Обсуждение: Expr. extended stats are skipped with equality operator

Поиск
Список
Период
Сортировка

Expr. extended stats are skipped with equality operator

От
Danny Shemesh
Дата:
Hey all !

I'm on a quest to help the planner (on pg14) use the best of several partial, expressional indices we have on some large tables (few TBs in size, billions of records).

As we know, stats for expressions in partial indices aren't gathered by default - so I'm tinkering with expressional extended stats to cover for those.

I've tackled two interesting points there:
1. Seems like expressional stats involving the equality operator are skipped or mismatched (fiddle)
Let's take the following naive example:
create table t1 (x integer[]);
insert into t1 select array[1]::integer[] from generate_series(1, 100000, 1);
create statistics s1 on (x[1] = 1) from t1;
analyze t1;
explain analyze select * from t1 where x[1] = 1;
> Seq Scan on t1 (cost=0.00..1986.00 rows=500 width=29) (actual time=0.009..36.035 rows=100000 loops=1)

Now, of course one can just create the stat on x[1] directly in this case, but I have a more complex use case where an equality operator is beneficial; 
should the above case be supported ? feels like I'm just missing something fundamental.

2. Less important, just a minor note - feel free to ignore - although the eq. operator above seems to be skipped when matching the ext. stats, I can work around this by using a CASE expression (fiddle);
Building on the above example, we can:
create statistics s2 on (case x[1] when 1 then true else false end) from t1;
explain analyze select * from t1 where (case x[1] when 1 then true else false end
>  Seq Scan on t1 (cost=0.00..1986.00 rows=100000 width=25) (actual time=0.011..33.721 rows=100000 loops=1)

What's a bit problematic here, though, is that if we mix other dependent columns to the extended stat, and specifically if we create an mcv, 
queries involving the CASE expression throw with `error: unknown clause type 130`, where clause type == T_CaseExpr.

The second point for me would be that I've found it a bit non intuitive that creating an extended statistic can fail queries at query time; it makes sense that the mcv wouldn't work for case expressions, but it might've been a bit clearer to:

a.

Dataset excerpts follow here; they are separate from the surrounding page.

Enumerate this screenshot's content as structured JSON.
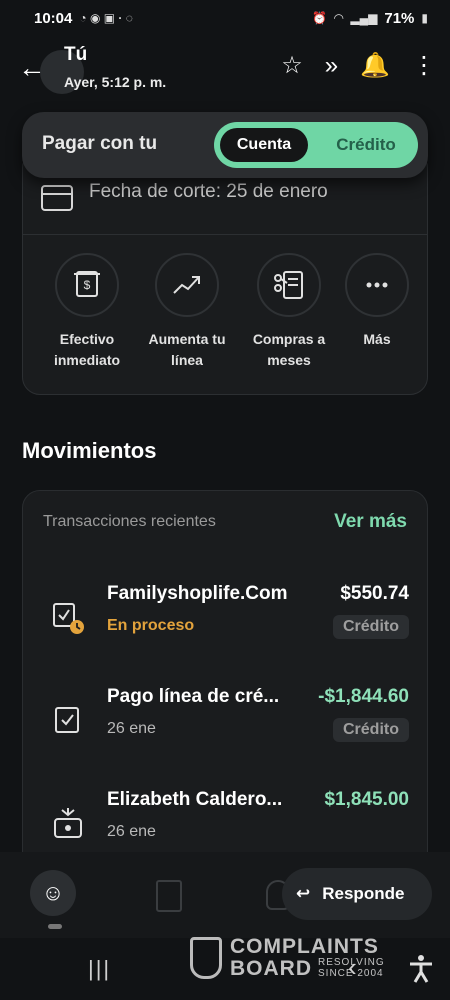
{
  "status_bar": {
    "time": "10:04",
    "battery": "71%"
  },
  "chat": {
    "name": "Tú",
    "time": "Ayer, 5:12 p. m."
  },
  "pay_toggle": {
    "label": "Pagar con tu",
    "options": [
      "Cuenta",
      "Crédito"
    ],
    "selected": "Cuenta"
  },
  "account": {
    "cutoff_text": "Fecha de corte: 25 de enero",
    "actions": [
      {
        "label_1": "Efectivo",
        "label_2": "inmediato",
        "icon": "cash-icon"
      },
      {
        "label_1": "Aumenta tu",
        "label_2": "línea",
        "icon": "trend-up-icon"
      },
      {
        "label_1": "Compras a",
        "label_2": "meses",
        "icon": "receipt-scissors-icon"
      },
      {
        "label_1": "Más",
        "label_2": "",
        "icon": "more-icon"
      }
    ]
  },
  "movimientos": {
    "title": "Movimientos",
    "recent_label": "Transacciones recientes",
    "see_more": "Ver más",
    "transactions": [
      {
        "name": "Familyshoplife.Com",
        "sub": "En proceso",
        "amount": "$550.74",
        "badge": "Crédito",
        "icon": "pending-check-icon"
      },
      {
        "name": "Pago línea de cré...",
        "sub": "26 ene",
        "amount": "-$1,844.60",
        "badge": "Crédito",
        "icon": "check-icon"
      },
      {
        "name": "Elizabeth Caldero...",
        "sub": "26 ene",
        "amount": "$1,845.00",
        "badge": "",
        "icon": "incoming-transfer-icon"
      }
    ]
  },
  "composer": {
    "reply_label": "Responde"
  },
  "watermark": {
    "line1": "COMPLAINTS",
    "line2": "BOARD",
    "tag1": "RESOLVING",
    "tag2": "SINCE 2004"
  },
  "colors": {
    "accent": "#6fd6a5",
    "pending": "#e3a33c",
    "positive": "#8ee0b8"
  }
}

Fail this at statistic creation time, potentially, or 
b. Convert the type numeric in the above error to its text representation, if we can extract it out at runtime somehow - 
I couldn't find a mapping of clause type numerics to their names, and as the node tags are generated at compile time, it could be build-dependent and a bit hard to track down if one doesn't control the build flags


Thanks a ton for your help - appreciate your time,
Danny

Re: Expr. extended stats are skipped with equality operator

От
Tomas Vondra
Дата:

On 8/5/22 11:50, Danny Shemesh wrote:
> Hey all !
> 
> I'm on a quest to help the planner (on pg14) use the best of several
> partial, expressional indices we have on some large tables (few TBs in
> size, billions of records).
> 
> As we know, stats for expressions in partial indices aren't gathered by
> default - so I'm tinkering with expressional extended stats to cover for
> those.
> 
> I've tackled two interesting points there:
> 1. Seems like expressional stats involving the equality operator are
> skipped or mismatched (fiddle
> <https://www.db-fiddle.com/f/4jyoMCicNSZpjMt4jFYoz5/5379>)
> Let's take the following naive example:
> /create table t1 (x integer[]);
> insert into t1 select array[1]::integer[] from generate_series(1,
> 100000, 1);
> create statistics s1 on (x[1] = 1) from t1;
> analyze t1;
> /
> /explain analyze select * from t1 where x[1] = 1;/
> /> Seq Scan on t1 (cost=0.00..1986.00 rows=500 width=29) (actual
> time=0.009..36.035 rows=100000 loops=1)/
> /
> /
> Now, of course one can just create the stat on x[1] directly in this
> case, but I have a more complex use case where an equality operator is
> beneficial; 
> should the above case be supported ? feels like I'm just missing
> something fundamental.
> 

Hmmm. The problem here is that the expression may be interpreted either
as an operator clause (A=B), or as a boolean expression ((A=B)=TRUE). In
principle we might check which option matches extended statistics, but
that's not for free :-(

So what the current code does is trying to match the more specific cases
first, leaving the "bool expression" as a last resort. That seems like a
reasonable trade off to me, but I'll think about this a bit more.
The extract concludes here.